Figure emblématique de la métamorphose et de la part sauvage de l’homme, le loup-garou a vu deux séries franco-belges le mettre particulièrement à l’honneur. Mais si Garous et Nemrod retiennent de suite l’attention, d’autres albums l’abordent sous forme de clin d’œil ou de place plus ou moins prépondérante. Regards sur cet animal qui est en chacun de nous.
La peur du loup…
L’animal fascine l’homme. Il n’y a qu’à voir l’émerveillement des enfants dans un zoo, pour les dessins animés ou films avec des loups. Un émerveillement qui l’est tout autant pour nous, adultes, rappelons-nous le succès du Dernier Loup d’Oz et son souvenir si profondément ancré en nos esprits alors que l’unique tome date déjà de 1993 ! Mais la peur du loup est tout aussi profondément ancrée. Des contes du grand méchant loup jusqu’à la marionnette surgissant dans le petit théâtre et qui fait hurler les tout-petits, le loup est impressionnant, menaçant. La gueule ouverte sur ses crocs et ses grognements, les poils hérissés, ont de quoi faire frémir les plus courageux ! Il est bien le prédateur le plus symbolique de nos contrées européennes…
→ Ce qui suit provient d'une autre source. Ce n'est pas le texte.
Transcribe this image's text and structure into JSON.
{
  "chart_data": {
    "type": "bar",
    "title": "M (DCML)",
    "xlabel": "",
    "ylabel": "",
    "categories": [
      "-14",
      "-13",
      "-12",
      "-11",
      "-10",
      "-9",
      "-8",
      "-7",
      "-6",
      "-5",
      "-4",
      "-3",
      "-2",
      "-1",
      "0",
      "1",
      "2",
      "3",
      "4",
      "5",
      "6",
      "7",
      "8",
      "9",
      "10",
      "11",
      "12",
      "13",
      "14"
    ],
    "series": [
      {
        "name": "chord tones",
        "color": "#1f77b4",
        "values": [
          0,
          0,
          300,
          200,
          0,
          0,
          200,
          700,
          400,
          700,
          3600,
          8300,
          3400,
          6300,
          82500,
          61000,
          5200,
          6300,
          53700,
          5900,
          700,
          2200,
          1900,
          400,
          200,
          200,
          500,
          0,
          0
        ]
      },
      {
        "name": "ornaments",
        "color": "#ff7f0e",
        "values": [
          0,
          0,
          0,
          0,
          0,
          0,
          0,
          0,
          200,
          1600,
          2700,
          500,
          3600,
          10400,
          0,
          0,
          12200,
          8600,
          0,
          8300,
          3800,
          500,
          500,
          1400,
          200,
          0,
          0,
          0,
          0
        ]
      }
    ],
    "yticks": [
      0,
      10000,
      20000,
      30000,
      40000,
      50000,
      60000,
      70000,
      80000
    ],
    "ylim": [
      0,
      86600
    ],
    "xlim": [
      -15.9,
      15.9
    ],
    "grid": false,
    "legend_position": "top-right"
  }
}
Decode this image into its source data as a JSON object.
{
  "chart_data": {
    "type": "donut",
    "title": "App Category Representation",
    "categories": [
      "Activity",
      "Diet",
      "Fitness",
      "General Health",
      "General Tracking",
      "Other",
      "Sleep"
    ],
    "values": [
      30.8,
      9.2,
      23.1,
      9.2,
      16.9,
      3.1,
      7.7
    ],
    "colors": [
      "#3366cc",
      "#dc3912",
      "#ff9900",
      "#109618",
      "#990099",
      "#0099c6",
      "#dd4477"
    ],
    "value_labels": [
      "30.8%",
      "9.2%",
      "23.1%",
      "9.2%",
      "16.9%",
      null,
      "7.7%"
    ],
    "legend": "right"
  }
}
L’homme qui vivait il y a bien longtemps en meute tout comme les loups, a fait du parent du loup son plus fidèle ami : le chien. A partir de ce moment, le loup devient le prédateur, la part sauvage de l’homme. Parce qu’il lui ressemble beaucoup, qu’il accueille parfois l’homme en son sein, a une vie sociale, chasse comme l’homme tout en étant si différent, si sauvage, l’animal devient le monstre idéal. Dans Le Livre de Jack, le petit héros se transforme en monstre et on ne s’étonne nullement de voir en ce monstre un loup-garou. Dans Marie des Loups, c’est tout l’aspect instinctif, animal, du loup qui marque la jeune héroïne. Pas besoin de transformation pour ressentir la jeune louve en elle. Enfin, lorsque Luuna rencontre son totem, celui-ci apparaît sous la forme de deux loups, ajoutant au représentant de la nature sauvage, l’idée de dualité Bien/Mal ou plutôt nature sage et nature sauvage.
Le héros de Swolfs dans Légende sera, lui, élevé par un meneur de loups, un de ces hommes vivant parmi les loups et supposé garou par les autres qui le craignent et le rejettent. Lorsque son fils adoptif l’interroge sur les raisons qui poussent les hommes à chasser sans pitié les loups, le père lui répond : « Le loup leur échappe… Ils n’en feront jamais un chien rassurant, fidèle et servile… Mais plutôt un rival insaisissable, auquel les hommes attribuent tous les penchants qui assombrissent leur âme ! Ces penchants qui leur inspirent crainte et dégoût ! En tuant le loup, l’homme croit chasser ses propres démons ! Et il en sera de même pour toi mon fils, car tu garderas un peu du loup… et tes « semblables » le sentiront confusément… A défaut de pouvoir te soumettre et te garder en cage, ils oeuvreront à ta perte ! ».
On le voit, le loup fait peur. Alors lorsque l’homme possède cette faculté de se métamorphoser en loup-garou, il est normal de voir la Bête présente dans toute galerie de monstres qui se respecte. Les jeunes héros de la Confrérie du Crabe en croisent naturellement un sur leur route tout comme ce dernier fera partie des monstres de différentes séries comme Mélusine, X-Men, Swamp Thing, Hellboy, Alban, Outre Tombe, etc.
Vive les garous !
Si le portrait du loup-garou stéréotypé est bien connu, notamment par le biais de la littérature et du cinéma qui l’ont surexploité, attachons-nous à une image plus moderne, un peu plus différente comme l’ont travaillée certains auteurs.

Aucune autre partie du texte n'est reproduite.